Several reviews said Ticket Inventory has some of the cheapest prices anywhere next to the actual face value of the ticket. Top 10 Reviews said that even after service fees and shipping, this site has the cheapest event tickets on sale. Trust Pilot posters agreed, saying they found sold-out tickets for big events for cheap with little hassle and timely ticket delivery. Review Centre comments speak of very helpful staff as well. This is one site we'll get behind -- try it the next time you need event tickets.
CitySearch reviews of another ticket broker, Online Seats, were largely positive, with users reporting cheap ticket prices, though some didn't like that some tickets weren't available for email. However, we couldn't find other reviews, which means this site probably doesn't offer a lot of tickets. Pass. Eventful actually uses Gigaticket to purchase tickets, and this site seems to have some inflated prices. They're even higher than Stub Hub's -- comparing Bon Jovi tickets for a Des Moines, IA venue, Gigaticket's are as much as $15 higher.
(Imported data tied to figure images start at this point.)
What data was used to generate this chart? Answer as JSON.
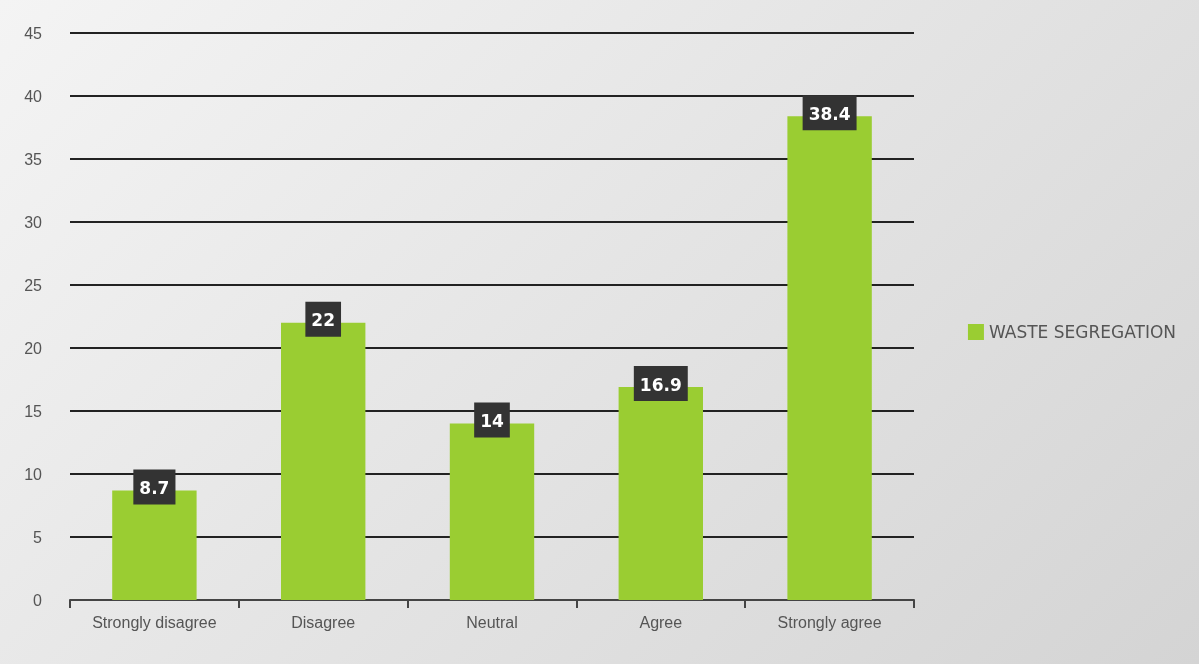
{
  "chart_data": {
    "type": "bar",
    "categories": [
      "Strongly disagree",
      "Disagree",
      "Neutral",
      "Agree",
      "Strongly agree"
    ],
    "series": [
      {
        "name": "WASTE SEGREGATION",
        "color": "#9acd32",
        "values": [
          8.7,
          22,
          14,
          16.9,
          38.4
        ]
      }
    ],
    "ylim": [
      0,
      45
    ],
    "yticks": [
      0,
      5,
      10,
      15,
      20,
      25,
      30,
      35,
      40,
      45
    ],
    "grid": "y",
    "legend": "right",
    "data_labels": true
  }
}
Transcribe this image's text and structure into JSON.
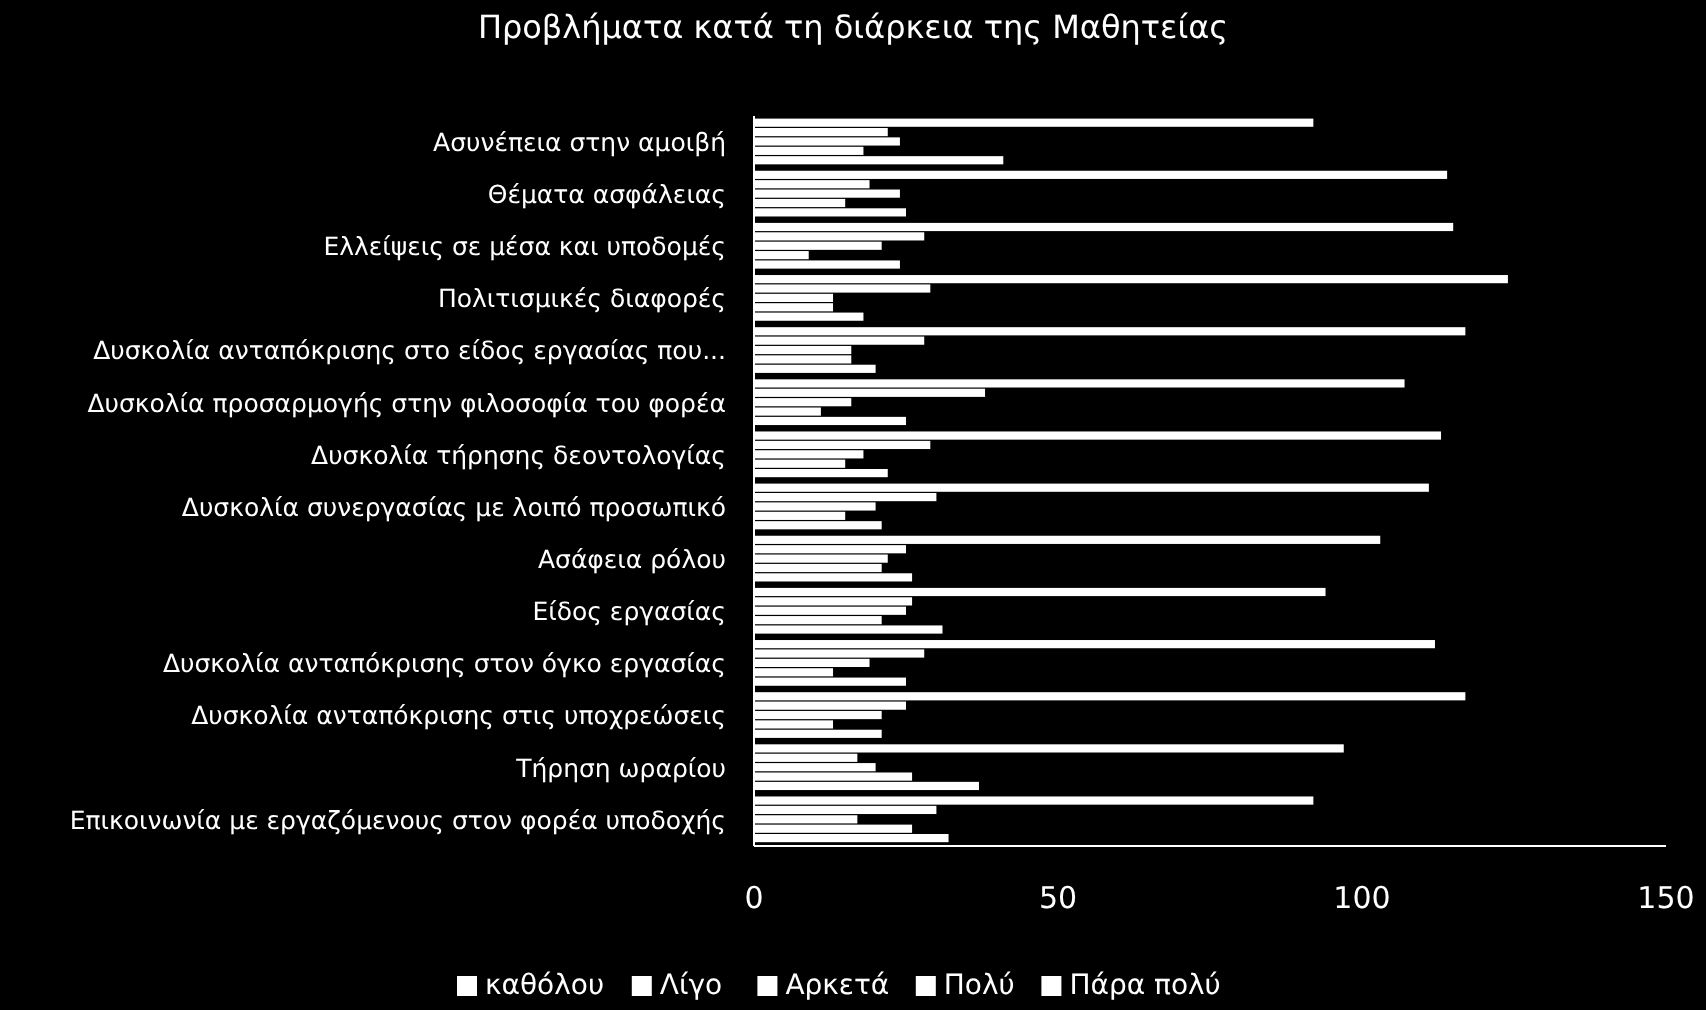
{
  "chart_data": {
    "type": "bar",
    "orientation": "horizontal",
    "title": "Προβλήματα κατά τη διάρκεια της Μαθητείας",
    "categories": [
      "Ασυνέπεια στην αμοιβή",
      "Θέματα ασφάλειας",
      "Ελλείψεις σε μέσα και υποδομές",
      "Πολιτισμικές διαφορές",
      "Δυσκολία ανταπόκρισης στο είδος εργασίας που...",
      "Δυσκολία προσαρμογής στην φιλοσοφία του φορέα",
      "Δυσκολία τήρησης δεοντολογίας",
      "Δυσκολία συνεργασίας με λοιπό προσωπικό",
      "Ασάφεια ρόλου",
      "Είδος εργασίας",
      "Δυσκολία ανταπόκρισης στον όγκο εργασίας",
      "Δυσκολία  ανταπόκρισης στις υποχρεώσεις",
      "Τήρηση ωραρίου",
      "Επικοινωνία με εργαζόμενους στον φορέα υποδοχής"
    ],
    "series": [
      {
        "name": "καθόλου",
        "color": "#ffffff",
        "values": [
          92,
          114,
          115,
          124,
          117,
          107,
          113,
          111,
          103,
          94,
          112,
          117,
          97,
          92
        ]
      },
      {
        "name": "Λίγο",
        "color": "#ffffff",
        "values": [
          22,
          19,
          28,
          29,
          28,
          38,
          29,
          30,
          25,
          26,
          28,
          25,
          17,
          30
        ]
      },
      {
        "name": "Αρκετά",
        "color": "#ffffff",
        "values": [
          24,
          24,
          21,
          13,
          16,
          16,
          18,
          20,
          22,
          25,
          19,
          21,
          20,
          17
        ]
      },
      {
        "name": "Πολύ",
        "color": "#ffffff",
        "values": [
          18,
          15,
          9,
          13,
          16,
          11,
          15,
          15,
          21,
          21,
          13,
          13,
          26,
          26
        ]
      },
      {
        "name": "Πάρα πολύ",
        "color": "#ffffff",
        "values": [
          41,
          25,
          24,
          18,
          20,
          25,
          22,
          21,
          26,
          31,
          25,
          21,
          37,
          32
        ]
      }
    ],
    "xlim": [
      0,
      150
    ],
    "xticks": [
      0,
      50,
      100,
      150
    ],
    "grid": false,
    "legend": "bottom"
  }
}
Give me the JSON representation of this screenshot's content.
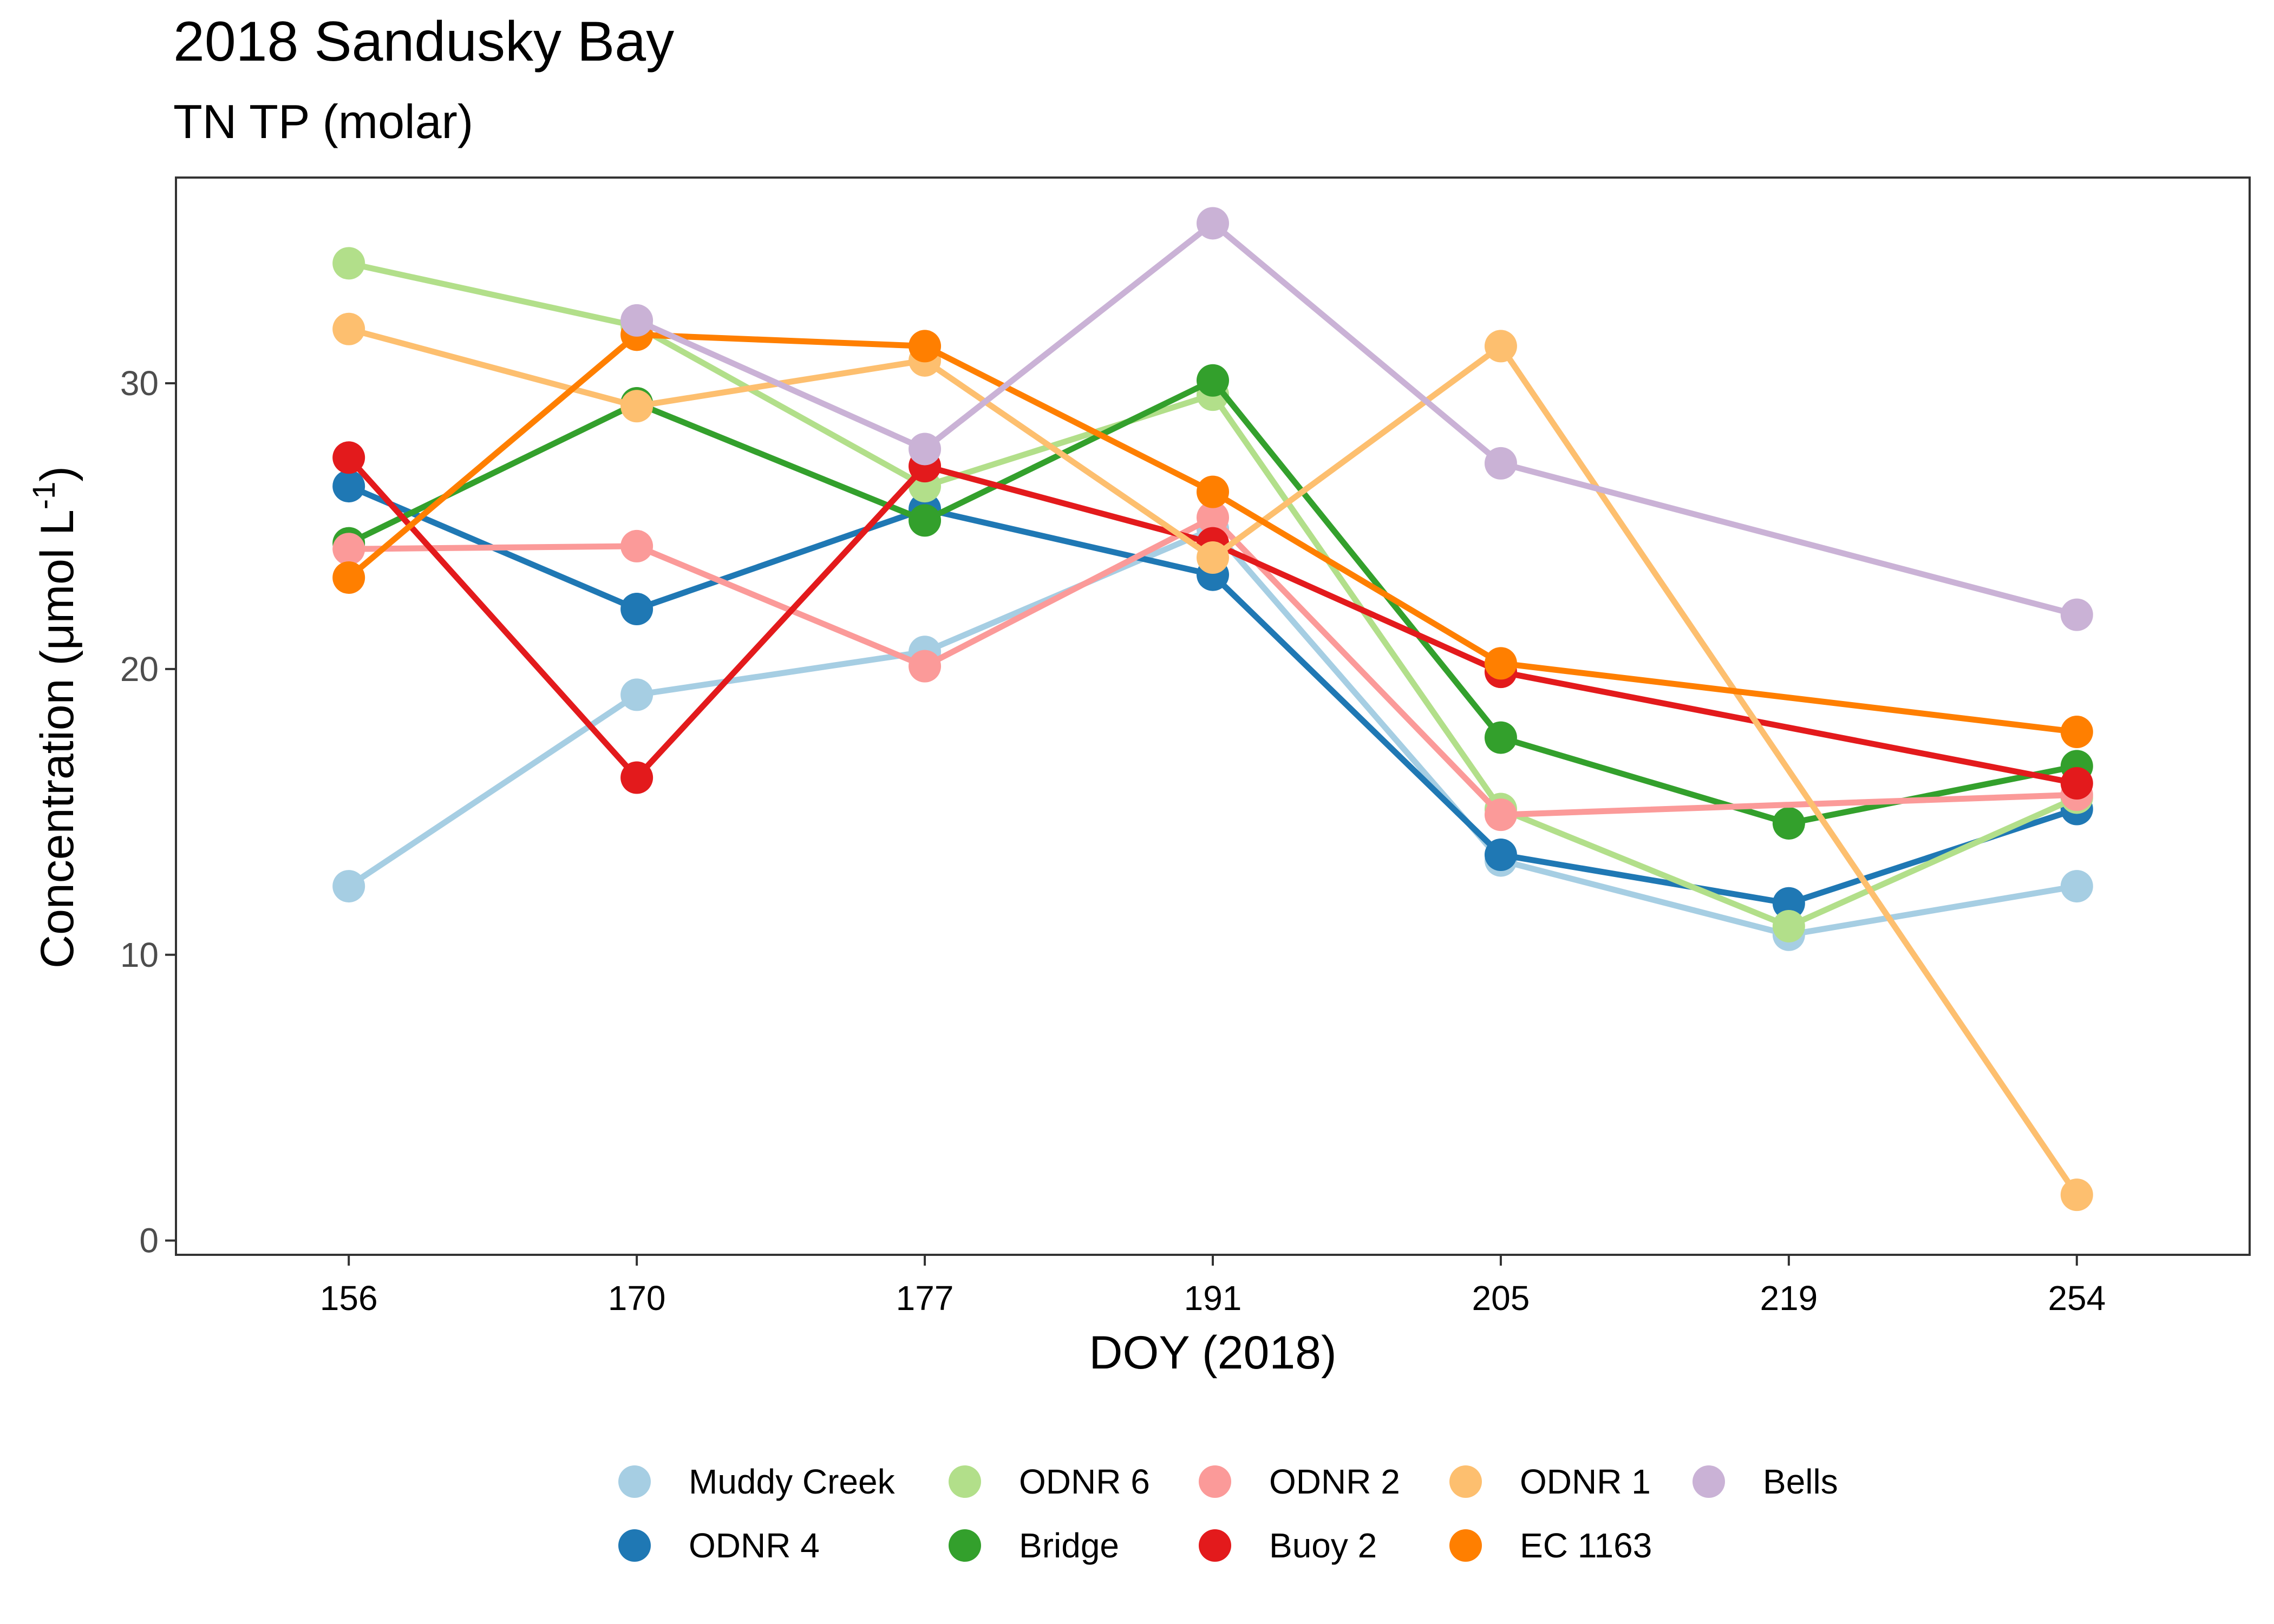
{
  "chart_data": {
    "type": "line",
    "title": "2018 Sandusky Bay",
    "subtitle": "TN TP (molar)",
    "xlabel": "DOY (2018)",
    "ylabel": "Concentration (μmol L",
    "ylabel_superscript": "-1",
    "ylabel_close": ")",
    "categories": [
      "156",
      "170",
      "177",
      "191",
      "205",
      "219",
      "254"
    ],
    "y_ticks": [
      0,
      10,
      20,
      30
    ],
    "ylim": [
      -0.5,
      37.2
    ],
    "grid": false,
    "legend_position": "bottom",
    "series": [
      {
        "name": "Muddy Creek",
        "color": "#A6CEE3",
        "values": [
          12.4,
          19.1,
          20.6,
          24.9,
          13.3,
          10.7,
          12.4
        ]
      },
      {
        "name": "ODNR 4",
        "color": "#1F78B4",
        "values": [
          26.4,
          22.1,
          25.6,
          23.3,
          13.5,
          11.8,
          15.1
        ]
      },
      {
        "name": "ODNR 6",
        "color": "#B2DF8A",
        "values": [
          34.2,
          32.0,
          26.4,
          29.6,
          15.1,
          11.0,
          15.5
        ]
      },
      {
        "name": "Bridge",
        "color": "#33A02C",
        "values": [
          24.4,
          29.3,
          25.2,
          30.1,
          17.6,
          14.6,
          16.6
        ]
      },
      {
        "name": "ODNR 2",
        "color": "#FB9A99",
        "values": [
          24.2,
          24.3,
          20.1,
          25.3,
          14.9,
          null,
          15.6
        ]
      },
      {
        "name": "Buoy 2",
        "color": "#E31A1C",
        "values": [
          27.4,
          16.2,
          27.1,
          24.4,
          19.9,
          null,
          16.0
        ]
      },
      {
        "name": "ODNR 1",
        "color": "#FDBF6F",
        "values": [
          31.9,
          29.2,
          30.8,
          23.9,
          31.3,
          null,
          1.6
        ]
      },
      {
        "name": "EC 1163",
        "color": "#FF7F00",
        "values": [
          23.2,
          31.7,
          31.3,
          26.2,
          20.2,
          null,
          17.8
        ]
      },
      {
        "name": "Bells",
        "color": "#CAB2D6",
        "values": [
          null,
          32.2,
          27.7,
          35.6,
          27.2,
          null,
          21.9
        ]
      }
    ]
  }
}
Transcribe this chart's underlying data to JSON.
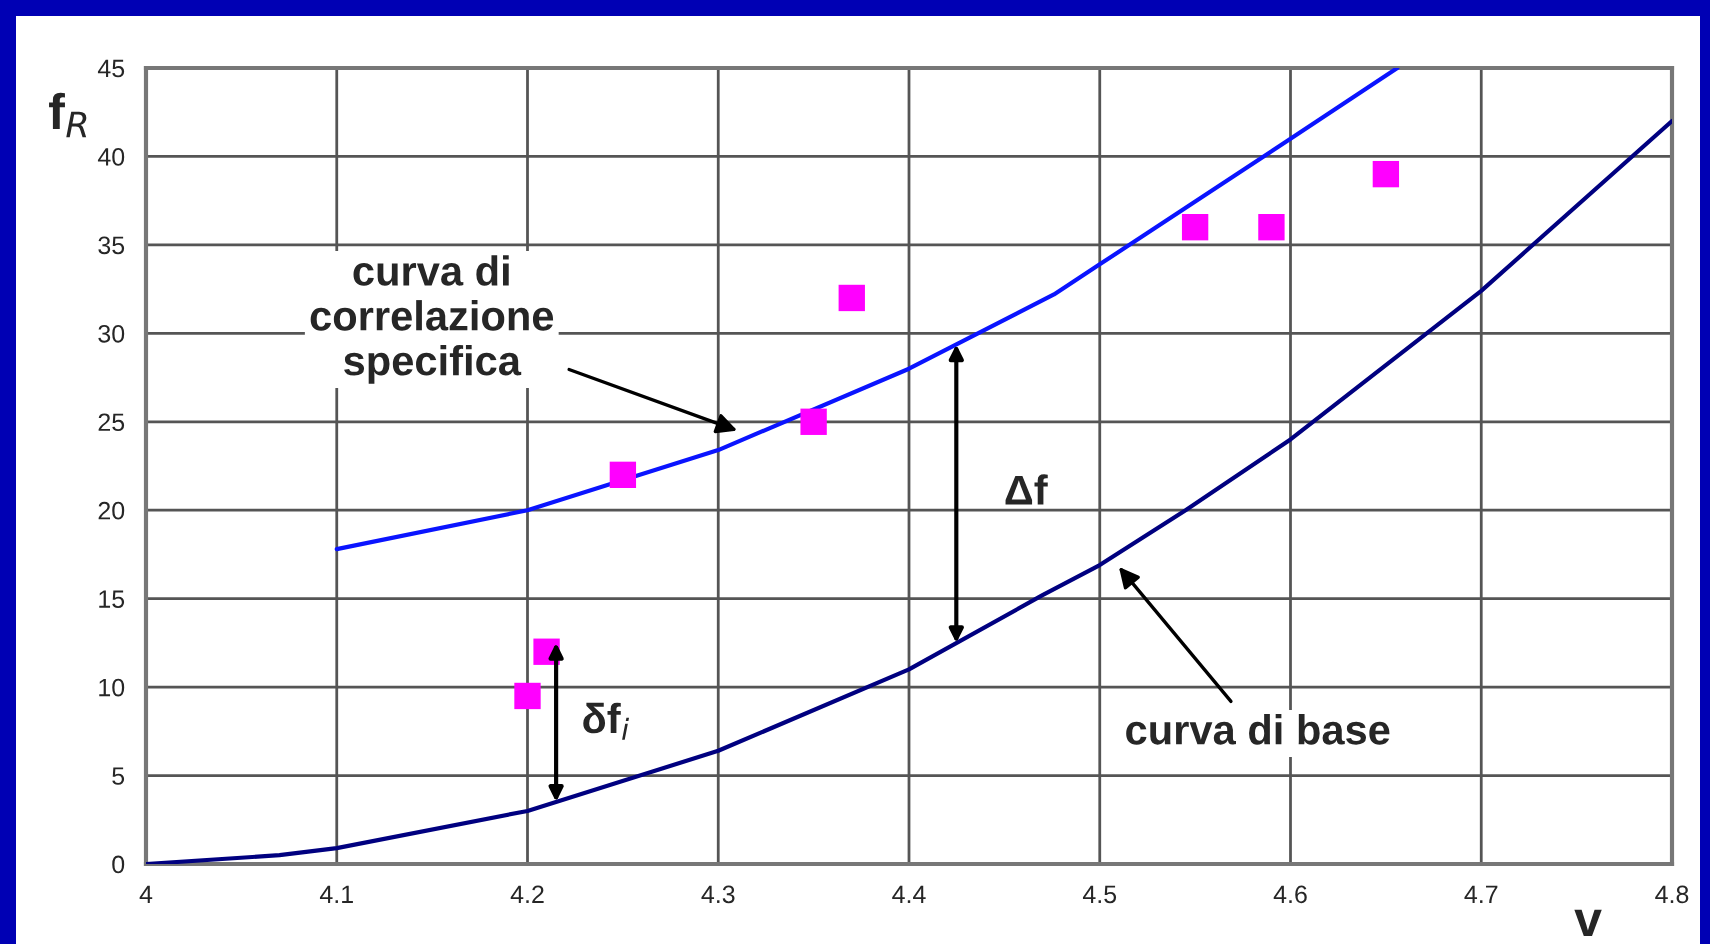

We'll skip this one, too.
Viagogo is pretty much the same as other middleman ticket brokers. It services other countries besides the U.S. like the U.K. and Australia, and one reviewer says the ticket-buying process is fairly easy. Users on Review Centre had generally positive experiences, though some said tickets came just before the event, which worried them. The reason we don't recommend this site, however, is because event tickets on sale can be doubled when you add in shipping and handling -- one buyer spent $70 for a $35 ticket due to handling fees.
By and large, reviews for New York's TKTS, which sells half-price Broadway tickets, often a half hour before the show, were very positive, with buyers on Trip Advisor, Yelp and Epinions rejoicing at the slashed prices. The only cons were that you have to pay cash and lines can be long at the Times Square booth. We recommend you try TKTS for really cheap tickets. Anyone who uses this service can't be picky about the seat, however, and if you want to see a really popular show, go at least an hour ahead of time to line up.
Reviews of secondary seller site Vivid Seats point to it being the place to look for sold-out or hard-to-get event tickets. Top 10 Reviews said the 14-percent service charge is a little high, but the customer service, ease of use and legitimacy of third-party sellers makes it a good site to use. Customers on Review Centre agree, scoring the site with a 4.3 out of 5 rating. Users who had any problems with transactions said they were helped courteously and promptly by staff. This seems like a good site to try.